A vitamin D deficiency has been noticed as a global issue and recently found in underserved populations, patients in northern latitudes, people with darker skin tones, the elderly, obese and pregnant or lactating women. Also very common in areas with a high degree of sunshine (this seems counterintuitive, but think about all that sunblock!). Recent studies have linked vitamin D deficiency to metabolic syndrome, muscle pain and even type 2 diabetes.

Dr Michael J Breus tells that a recent case study has shown that for a patient with severe sleepiness and a vitamin D deficiency, a vitamin D supplementation improved daytime sleepiness dramatically. The results of the study support a strong correlation between excessive daytime sleepiness and vitamin D. They also indicate that race is a factor in the relationship between vitamin D and daytime sleepiness.

There are other important questions that arise. Is vitamin D deficiency directly responsible for excessive daytime sleepiness and other sleep problems? Or is poor sleep a consequence of other medical conditions associated with vitamin D deficiency, such as chronic pain? What are the biological mechanisms by which vitamin D — and a lack thereof — affect sleep functions in the body? There’s a lot we don’t yet know about the relationship between vitamin D and sleep so we can also test and try. I am now taking a little bit extra vitamin D oomph in the mornings (with vitamin K and Calcium) and also in the evenings (with Magnesium) and this seems to work really well. I am more alert during the days and sleep better in the nights! Of course there might be other reasons for this outcome too (such as morning walks with our puppy), but my gut tells that D helps too.

If you’re at risk for vitamin D deficiency, talk to your doctor. Supplements, dietary changes, and safe and controlled exposure to sun can all help boost levels in the body. Making sure your body has sufficient levels of vitamin D offers important health protections and, perhaps, a welcome boost of energy in place of daytime sleepiness.

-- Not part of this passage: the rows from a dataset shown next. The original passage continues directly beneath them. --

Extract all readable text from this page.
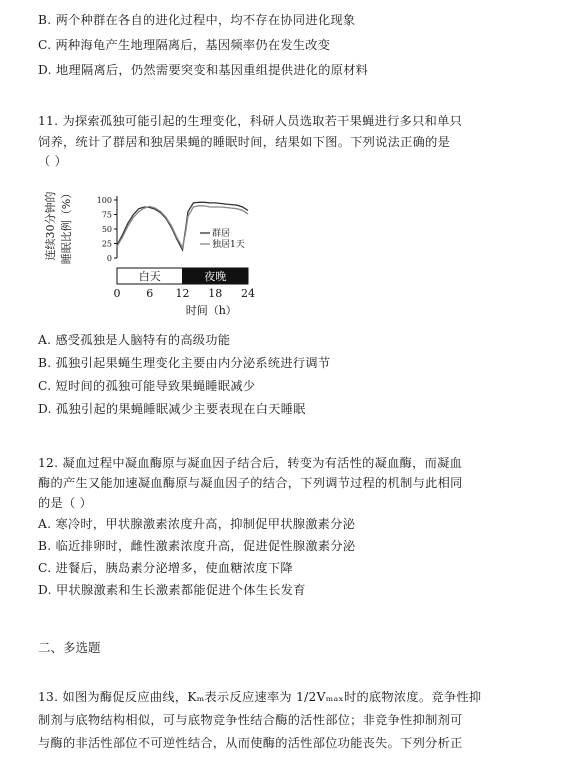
B. 两个种群在各自的进化过程中，均不存在协同进化现象
C. 两种海龟产生地理隔离后，基因频率仍在发生改变
D. 地理隔离后，仍然需要突变和基因重组提供进化的原材料
11. 为探索孤独可能引起的生理变化，科研人员选取若干果蝇进行多只和单只
饲养，统计了群居和独居果蝇的睡眠时间，结果如下图。下列说法正确的是
（ ）
连续30分钟的 睡眠比例（%）	0
25
50
75
100
0 6 12 18 24
群居
独居1天
白天	夜晚
时间（h）
A. 感受孤独是人脑特有的高级功能
B. 孤独引起果蝇生理变化主要由内分泌系统进行调节
C. 短时间的孤独可能导致果蝇睡眠减少
D. 孤独引起的果蝇睡眠减少主要表现在白天睡眠
12. 凝血过程中凝血酶原与凝血因子结合后，转变为有活性的凝血酶，而凝血
酶的产生又能加速凝血酶原与凝血因子的结合，下列调节过程的机制与此相同
的是（ ）
A. 寒冷时，甲状腺激素浓度升高，抑制促甲状腺激素分泌
B. 临近排卵时，雌性激素浓度升高，促进促性腺激素分泌
C. 进餐后，胰岛素分泌增多，使血糖浓度下降
D. 甲状腺激素和生长激素都能促进个体生长发育
二、多选题
13. 如图为酶促反应曲线，Kₘ表示反应速率为 1/2Vₘₐₓ时的底物浓度。竞争性抑
制剂与底物结构相似，可与底物竞争性结合酶的活性部位；非竞争性抑制剂可
与酶的非活性部位不可逆性结合，从而使酶的活性部位功能丧失。下列分析正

So how can you get the vitamin D you need? By Dr Mark Porter.

  • This is your main source: Sun, so spend time on direct sunshine. Expose your face and arms for sun regularly. At elast for 20 mins min 3 times a week without sun blockers.
  • Include following foods in your diet: oily fish, eggs, bread, milk, breakfast cereals.
  • Supplements. Note NHS provides free supplements for some eligible groups (elderly, pregnant).
  • Stick to your recommended dose. Note: you can check your D-vitamin levels with a blood test.

Having that morning walk on every sunny day certainly makes a lot of sense now. It doesn’t only boost the production of a sleep hormone (called melatonin) but also vitamin/hormone D! Up and out!

Hey you there! Have you noticed anything interesting about the relationship between vitamin D and sleep? Did this post reveal you something new?

Wish you a relaxing day and a peaceful night.